An editorial in Sunday’s Detroit Free Press points to role of the state’s small budget for indigent criminal defense in convicting the innocent and driving up state costs further down the line – in wrongful conviction lawsuits and in prison overcrowding.

A robust and efficient indigent defense system will save money by reducing wrongful-conviction lawsuits, making sure poor defendants don't get unjustifiably long sentences, and keeping innocent people out of prison. Each person wrongfully incarcerated costs Michigan taxpayers $35,000 a year. Moreover, when innocent people are convicted, the guilty remain at large. Getting it right at trial is especially important in Michigan's current judicial climate, in which appellate courts practically rubber-stamp criminal convictions.

…"In theory, truth emerges when two equal adversaries — with equal resources — battle it out in the courtroom," said F. Martin Tieber, an East Lansing appellate attorney and former deputy director of the State Appellate Defender Office. "That's the basis of our justice system. With Michigan's abysmal public defense system, however, it often doesn't work that way. Innocent people are convicted, and other people are convicted of more serious offenses than they should be, leading to longer sentences. It creates a lot of unnecessary spending on prisons."

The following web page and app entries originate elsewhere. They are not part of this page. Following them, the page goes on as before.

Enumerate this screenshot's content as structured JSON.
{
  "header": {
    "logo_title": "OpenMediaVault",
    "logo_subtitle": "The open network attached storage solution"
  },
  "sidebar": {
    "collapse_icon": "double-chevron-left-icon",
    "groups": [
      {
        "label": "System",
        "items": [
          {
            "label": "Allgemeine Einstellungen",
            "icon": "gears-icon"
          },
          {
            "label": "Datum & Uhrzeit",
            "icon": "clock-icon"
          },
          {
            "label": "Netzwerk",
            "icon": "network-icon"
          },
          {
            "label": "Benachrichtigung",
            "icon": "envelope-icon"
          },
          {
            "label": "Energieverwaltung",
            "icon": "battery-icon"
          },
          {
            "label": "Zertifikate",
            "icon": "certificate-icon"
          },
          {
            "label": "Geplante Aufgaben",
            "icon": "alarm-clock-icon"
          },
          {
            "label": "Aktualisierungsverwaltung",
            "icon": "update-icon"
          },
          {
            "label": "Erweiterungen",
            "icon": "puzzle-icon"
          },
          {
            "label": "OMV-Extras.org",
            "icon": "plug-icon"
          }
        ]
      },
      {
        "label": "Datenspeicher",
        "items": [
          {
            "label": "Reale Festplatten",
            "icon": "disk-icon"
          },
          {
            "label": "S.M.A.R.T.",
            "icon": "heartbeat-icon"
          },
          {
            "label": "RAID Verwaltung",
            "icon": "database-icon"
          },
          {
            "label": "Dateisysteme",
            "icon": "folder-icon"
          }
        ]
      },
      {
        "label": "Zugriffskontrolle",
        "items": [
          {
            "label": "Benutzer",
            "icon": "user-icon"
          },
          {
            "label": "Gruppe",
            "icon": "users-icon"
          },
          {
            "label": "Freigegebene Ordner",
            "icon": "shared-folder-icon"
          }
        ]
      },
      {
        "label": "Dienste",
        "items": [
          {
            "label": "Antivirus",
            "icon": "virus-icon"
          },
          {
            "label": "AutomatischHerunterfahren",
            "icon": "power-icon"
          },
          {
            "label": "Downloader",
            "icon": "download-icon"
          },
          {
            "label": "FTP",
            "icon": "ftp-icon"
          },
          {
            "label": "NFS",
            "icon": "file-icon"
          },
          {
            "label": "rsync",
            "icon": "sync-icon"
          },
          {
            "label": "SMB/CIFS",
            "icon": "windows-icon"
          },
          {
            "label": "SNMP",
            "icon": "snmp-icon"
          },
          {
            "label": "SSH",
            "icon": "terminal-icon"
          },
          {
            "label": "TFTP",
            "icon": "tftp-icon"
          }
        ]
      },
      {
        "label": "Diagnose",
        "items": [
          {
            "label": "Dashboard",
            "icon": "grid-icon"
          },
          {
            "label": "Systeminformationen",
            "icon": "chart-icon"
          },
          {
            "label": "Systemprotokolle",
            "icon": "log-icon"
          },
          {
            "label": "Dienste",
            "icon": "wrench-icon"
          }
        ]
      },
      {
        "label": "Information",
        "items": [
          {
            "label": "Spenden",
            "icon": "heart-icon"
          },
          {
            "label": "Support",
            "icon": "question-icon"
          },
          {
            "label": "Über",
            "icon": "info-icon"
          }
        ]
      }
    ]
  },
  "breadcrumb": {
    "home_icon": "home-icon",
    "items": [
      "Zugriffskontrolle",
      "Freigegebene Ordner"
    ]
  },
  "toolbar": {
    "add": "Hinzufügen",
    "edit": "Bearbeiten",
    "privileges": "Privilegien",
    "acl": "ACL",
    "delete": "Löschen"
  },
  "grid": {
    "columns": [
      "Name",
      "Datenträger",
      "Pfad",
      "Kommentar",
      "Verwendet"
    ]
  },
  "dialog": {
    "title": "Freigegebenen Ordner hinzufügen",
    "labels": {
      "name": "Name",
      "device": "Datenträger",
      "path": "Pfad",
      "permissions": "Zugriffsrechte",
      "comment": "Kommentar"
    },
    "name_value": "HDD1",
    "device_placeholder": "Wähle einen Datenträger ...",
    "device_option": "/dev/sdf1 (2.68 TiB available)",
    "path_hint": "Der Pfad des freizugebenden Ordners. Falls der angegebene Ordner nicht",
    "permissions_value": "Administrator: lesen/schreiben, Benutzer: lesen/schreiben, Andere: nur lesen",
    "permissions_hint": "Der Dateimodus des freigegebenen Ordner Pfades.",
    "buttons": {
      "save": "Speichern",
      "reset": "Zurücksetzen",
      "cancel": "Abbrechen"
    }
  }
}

Read the full editorial here

. (Detroit Free Press, 03/08/2009)

Bad lawyering is a leading cause of wrongful conviction nationwide. Three people have been exonerated by DNA testing in Michigan to date, and there are countless others seeking to overturn convictions for crimes they say they didn’t commit.

The case of

Eddie Joe Lloyd

is a prime example of the failure of the state’s indigent defense system to protect the innocent. Lloyd’s court-appointed attorney withdrew from his case eight days before his scheduled 1985 trial, but the trial wasn’t postponed. The new appointed attorney never met with the previous attorney, called no defense witnesses and gave a five minute closing argument. Lloyd was convicted and spent 17 years in prison for a murder he didn’t commit before DNA testing proved his innocence.